Cependant, en Inde, les objectifs d'autosuffisance et d'indépendance, de
justice sociale et d'équilibre géographique ont toujours
prévalu sur la recherche de la maximisation de la croissance. En
conséquence, des politiques macro-économiques prudentes et visant
la stabilité, parfois au détriment de l'efficacité
économique, ont été menées. Le taux de croissance
de l'économie s'est abaissé d'une moyenne de 3,5 % par an
dans les années cinquante et soixante, à 2,5 % seulement
dans les années soixante-dix. La politique d'autocentrage et
d'interventionnisme étatique avait conduit à des taux de retour
sur investissement très faibles et à des goulets
d'étranglement dans les infrastructures.
Au cours des années quatre-vingt, la croissance a été
relancée par la déréglementation partielle des
marchés, la dépréciation de la roupie et la stimulation de
la demande domestique. Ces réformes ont permis d'atteindre une
croissance de 5,5 % par an au cours de la décennie quatre-vingt,
mais ont provoqué une déstabilisation de l'économie. En
effet, la dévaluation de la roupie a encouragé les exportations
mais, en renchérissant les importations, a également
provoqué une hausse de l'inflation, une détérioration des
comptes extérieurs et une aggravation des déficits publics.

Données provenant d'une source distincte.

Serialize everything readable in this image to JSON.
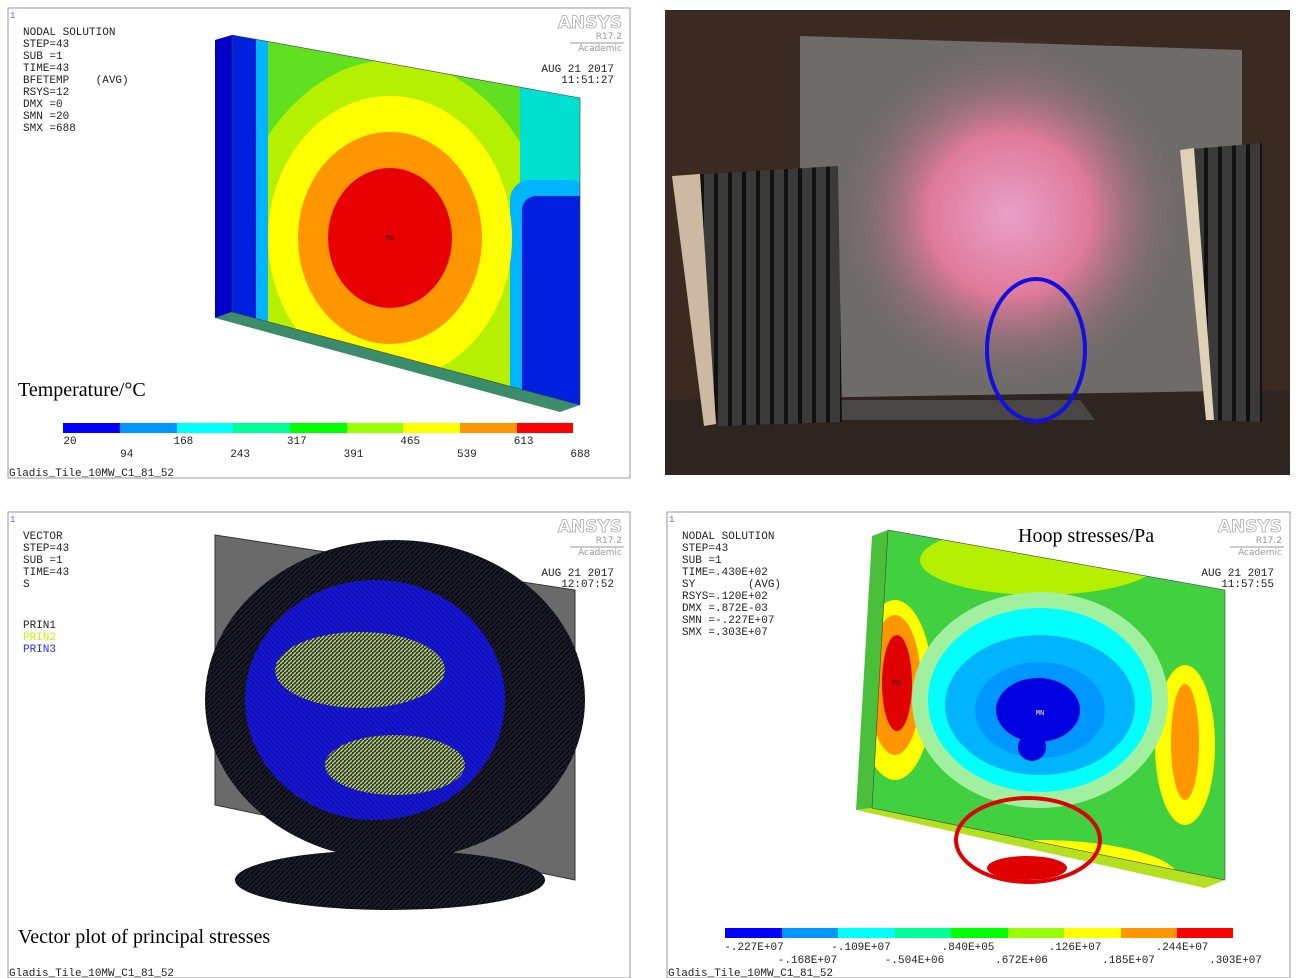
{
  "temperature_plot": {
    "window_number": "1",
    "info": [
      "NODAL SOLUTION",
      "STEP=43",
      "SUB =1",
      "TIME=43",
      "BFETEMP    (AVG)",
      "RSYS=12",
      "DMX =0",
      "SMN =20",
      "SMX =688"
    ],
    "logo": {
      "name": "ANSYS",
      "version": "R17.2",
      "edition": "Academic"
    },
    "date": "AUG 21 2017",
    "time": "11:51:27",
    "max_marker": "MX",
    "caption": "Temperature/°C",
    "legend": [
      "20",
      "94",
      "168",
      "243",
      "317",
      "391",
      "465",
      "539",
      "613",
      "688"
    ],
    "footer": "Gladis_Tile_10MW_C1_81_52"
  },
  "vector_plot": {
    "window_number": "1",
    "info": [
      "VECTOR",
      "STEP=43",
      "SUB =1",
      "TIME=43",
      "S"
    ],
    "components": [
      "PRIN1",
      "PRIN2",
      "PRIN3"
    ],
    "logo": {
      "name": "ANSYS",
      "version": "R17.2",
      "edition": "Academic"
    },
    "date": "AUG 21 2017",
    "time": "12:07:52",
    "caption": "Vector plot of principal stresses",
    "footer": "Gladis_Tile_10MW_C1_81_52"
  },
  "hoop_plot": {
    "window_number": "1",
    "info": [
      "NODAL SOLUTION",
      "STEP=43",
      "SUB =1",
      "TIME=.430E+02",
      "SY        (AVG)",
      "RSYS=.120E+02",
      "DMX =.872E-03",
      "SMN =-.227E+07",
      "SMX =.303E+07"
    ],
    "logo": {
      "name": "ANSYS",
      "version": "R17.2",
      "edition": "Academic"
    },
    "date": "AUG 21 2017",
    "time": "11:57:55",
    "max_marker": "MX",
    "min_marker": "MN",
    "caption": "Hoop stresses/Pa",
    "legend": [
      "-.227E+07",
      "-.168E+07",
      "-.109E+07",
      "-.504E+06",
      ".840E+05",
      ".672E+06",
      ".126E+07",
      ".185E+07",
      ".244E+07",
      ".303E+07"
    ],
    "footer": "Gladis_Tile_10MW_C1_81_52"
  }
}
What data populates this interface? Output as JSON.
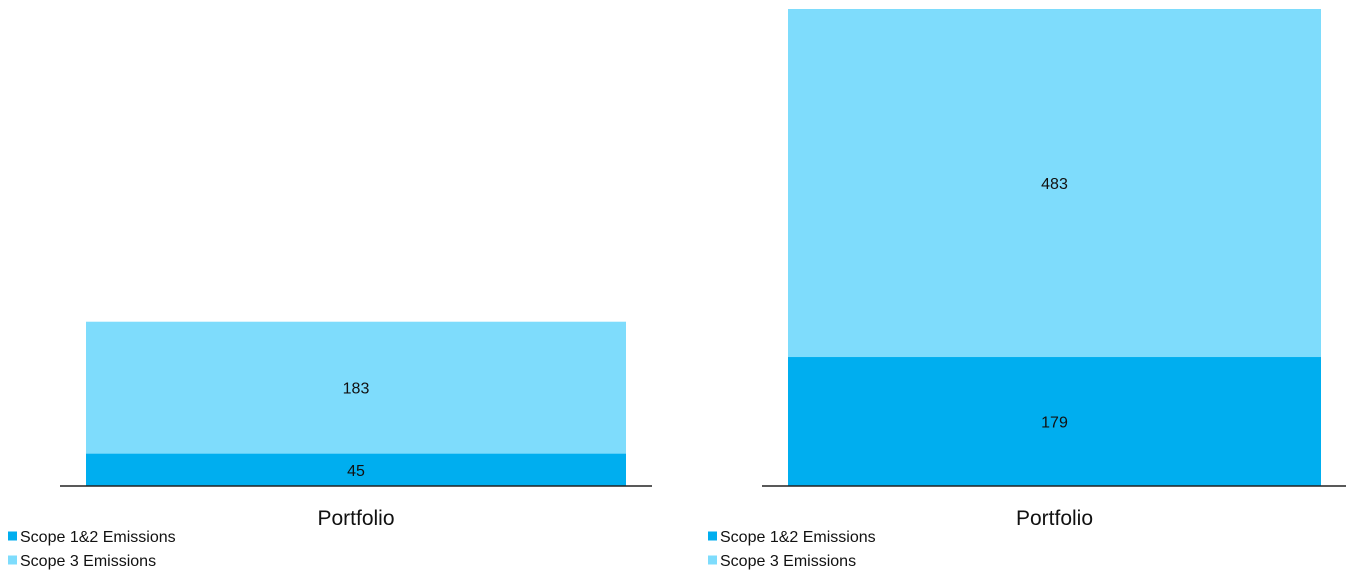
{
  "colors": {
    "scope12": "#00AEEF",
    "scope3": "#7EDCFC",
    "axis": "#222222"
  },
  "chart_data": [
    {
      "type": "bar",
      "stacked": true,
      "categories": [
        "Portfolio"
      ],
      "series": [
        {
          "name": "Scope 1&2 Emissions",
          "values": [
            45
          ]
        },
        {
          "name": "Scope 3 Emissions",
          "values": [
            183
          ]
        }
      ],
      "data_labels": true,
      "ylim": [
        0,
        662
      ],
      "legend_placement": "bottom-left",
      "grid": false
    },
    {
      "type": "bar",
      "stacked": true,
      "categories": [
        "Portfolio"
      ],
      "series": [
        {
          "name": "Scope 1&2 Emissions",
          "values": [
            179
          ]
        },
        {
          "name": "Scope 3 Emissions",
          "values": [
            483
          ]
        }
      ],
      "data_labels": true,
      "ylim": [
        0,
        662
      ],
      "legend_placement": "bottom-left",
      "grid": false
    }
  ]
}
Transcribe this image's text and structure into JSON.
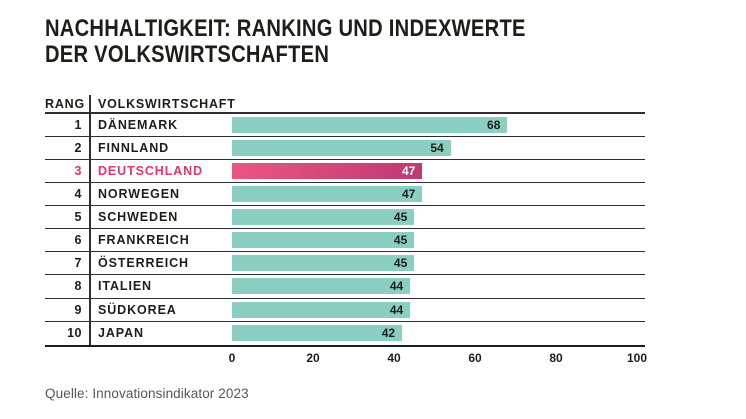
{
  "chart_data": {
    "type": "bar",
    "orientation": "horizontal",
    "title_line1": "NACHHALTIGKEIT: RANKING UND INDEXWERTE",
    "title_line2": "DER VOLKSWIRTSCHAFTEN",
    "header": {
      "rank": "RANG",
      "economy": "VOLKSWIRTSCHAFT"
    },
    "rows": [
      {
        "rank": "1",
        "economy": "DÄNEMARK",
        "value": 68,
        "highlight": false
      },
      {
        "rank": "2",
        "economy": "FINNLAND",
        "value": 54,
        "highlight": false
      },
      {
        "rank": "3",
        "economy": "DEUTSCHLAND",
        "value": 47,
        "highlight": true
      },
      {
        "rank": "4",
        "economy": "NORWEGEN",
        "value": 47,
        "highlight": false
      },
      {
        "rank": "5",
        "economy": "SCHWEDEN",
        "value": 45,
        "highlight": false
      },
      {
        "rank": "6",
        "economy": "FRANKREICH",
        "value": 45,
        "highlight": false
      },
      {
        "rank": "7",
        "economy": "ÖSTERREICH",
        "value": 45,
        "highlight": false
      },
      {
        "rank": "8",
        "economy": "ITALIEN",
        "value": 44,
        "highlight": false
      },
      {
        "rank": "9",
        "economy": "SÜDKOREA",
        "value": 44,
        "highlight": false
      },
      {
        "rank": "10",
        "economy": "JAPAN",
        "value": 42,
        "highlight": false
      }
    ],
    "x_ticks": [
      0,
      20,
      40,
      60,
      80,
      100
    ],
    "xlim": [
      0,
      100
    ],
    "grid": false,
    "legend": false,
    "source": "Quelle: Innovationsindikator 2023",
    "colors": {
      "bar": "#8BCFC3",
      "highlight_gradient_start": "#EB5581",
      "highlight_gradient_end": "#BE3A74",
      "highlight_label": "#E8326E",
      "value_on_bar": "#1D1D1B",
      "value_on_highlight": "#FFFFFF",
      "text": "#1D1D1B",
      "line": "#2E2E2E",
      "source_text": "#575756"
    }
  }
}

Le creusement du déficit courant, partiellement financé par des
emprunts et les dépôts des Indiens non-résidents, a
provoqué une baisse des réserves de devises. Le service de la
dette a cru de 12,6 % du PIB en 1980 à 27,7 % en 1990. La
stimulation de la croissance a donc provoqué une rupture des
équilibres financiers indiens.
B. UNE LIBÉRALISATION ÉCONOMIQUE INTERROMPUE OU SUSPENDUE ?
1. Les réformes libérales engagées depuis 1991
Les
réformes économiques libérales engagées en 1991 ont
été imposée par la situation financière du pays,
qui s'approchait alors d'une crise des paiements. Le développement des
déficits publics et extérieurs au cours des années
quatre-vingt a fragilisé le financement de l'économie ,qui n'a
pas pu absorber le choc de la guerre du Golfe en 1991.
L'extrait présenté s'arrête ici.